The corgis, one on a red lead and the other on a blue lead, waited to say their farewell after the Queen’s burial ceremony at Westminster Abbey this morning as her casket travelled to the committal service at Windsor Castle.

Prince Andrew paid a visit to the two puppies as soon as he arrived at Windsor Castle in preparation for the ceremony in which his mother’s casket was lowered into St. George’s tomb.

The divorced couple, The Duke of York and Sarah Ferguson, have declared that they will take care of the Queen’s corgis at the Royal Lodge in Windsor.

Sandy and Muick were given to the Queen as a present when the previous Duke of Edinburgh passed away.

At the beginning of 2021, Muick pronounced Mick, and Fergus, a so-called “dorgi,” a hybrid between a corgi and a dachshund, joined the royal family.

The Loch Muick on the Balmoral Estate, where the Queen died away on September 8, inspired the name Muick. In the meanwhile, Fergus was given that name in honour of the Monarch’s uncle, who died in action during the First World War.

But Fergus passed away after just five months, and Sandy, a new corgi, took his place. Sandy was shown with Muick at the Windsor Castle Steps.

Sandy was a gift for Prince Andrew’s 95th birthday from his children, Princesses Beatrice and Eugenie.

For her 18th birthday, her late father King George VI gave the late Queen her first corgi, Susan. Then, Susan was descended from ten generations of her corgis.
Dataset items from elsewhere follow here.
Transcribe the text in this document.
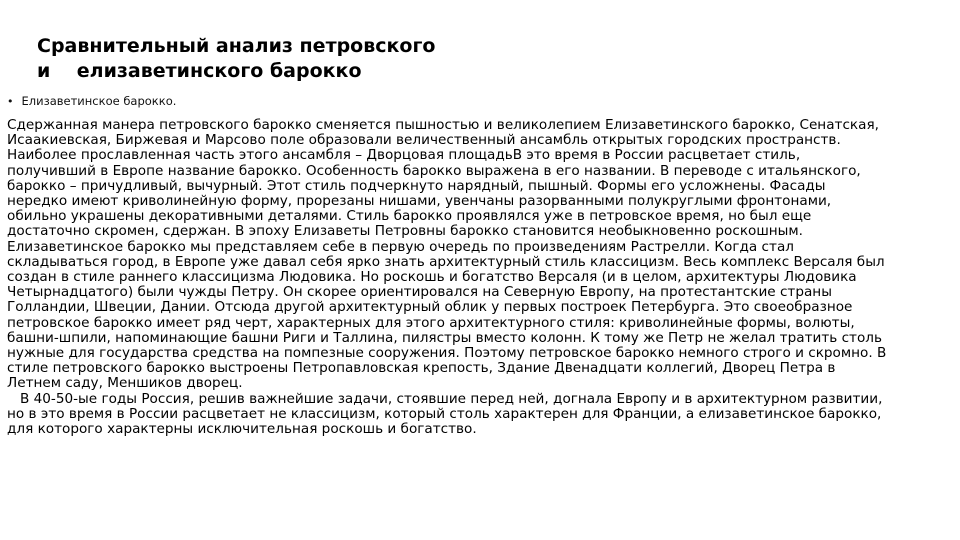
Сравнительный анализ петровского
и    елизаветинского барокко
• Елизаветинское барокко.

Сдержанная манера петровского барокко сменяется пышностью и великолепием Елизаветинского барокко, Сенатская, Исаакиевская, Биржевая и Марсово поле образовали величественный ансамбль открытых городских пространств. Наиболее прославленная часть этого ансамбля – Дворцовая площадьВ это время в России расцветает стиль, получивший в Европе название барокко. Особенность барокко выражена в его названии. В переводе с итальянского, барокко – причудливый, вычурный. Этот стиль подчеркнуто нарядный, пышный. Формы его усложнены. Фасады нередко имеют криволинейную форму, прорезаны нишами, увенчаны разорванными полукруглыми фронтонами, обильно украшены декоративными деталями. Стиль барокко проявлялся уже в петровское время, но был еще достаточно скромен, сдержан. В эпоху Елизаветы Петровны барокко становится необыкновенно роскошным. Елизаветинское барокко мы представляем себе в первую очередь по произведениям Растрелли. Когда стал складываться город, в Европе уже давал себя ярко знать архитектурный стиль классицизм. Весь комплекс Версаля был создан в стиле раннего классицизма Людовика. Но роскошь и богатство Версаля (и в целом, архитектуры Людовика Четырнадцатого) были чужды Петру. Он скорее ориентировался на Северную Европу, на протестантские страны Голландии, Швеции, Дании. Отсюда другой архитектурный облик у первых построек Петербурга. Это своеобразное петровское барокко имеет ряд черт, характерных для этого архитектурного стиля: криволинейные формы, волюты, башни-шпили, напоминающие башни Риги и Таллина, пилястры вместо колонн. К тому же Петр не желал тратить столь нужные для государства средства на помпезные сооружения. Поэтому петровское барокко немного строго и скромно. В стиле петровского барокко выстроены Петропавловская крепость, Здание Двенадцати коллегий, Дворец Петра в Летнем саду, Меншиков дворец.

В 40-50-ые годы Россия, решив важнейшие задачи, стоявшие перед ней, догнала Европу и в архитектурном развитии, но в это время в России расцветает не классицизм, который столь характерен для Франции, а елизаветинское барокко, для которого характерны исключительная роскошь и богатство.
Her dogs received the royal treatment, with their own chambers, raised wicker baskets, and chef-prepared dinners of beef, chicken, rabbit, liver, cabbage, and rice every night.

Sometimes the dog’s meals were prepared by the Queen herself. However, it was said that her late husband “hated” the barking of the dogs.

An animal behaviourist was reportedly sent in in 1989 to train the corgis to stop biting members of the Royal Family.

The Queen, however, required three stitches after being bitten on her left hand two years later as she attempted to break up a corgi battle.

On exhibit during today’s national day of sorrow weren’t simply corgis. For the last time at Windsor, the Queen’s Fell Pony, Carltonlima Emma, also came out to see the late queen.

As the Queen’s coffin travelled toward Windsor Castle, the black pony was seen standing by the side of the road.

She was escorted by Terry Pendry, the Queen’s last stud groom and manager, who bowed as the hearse passed him.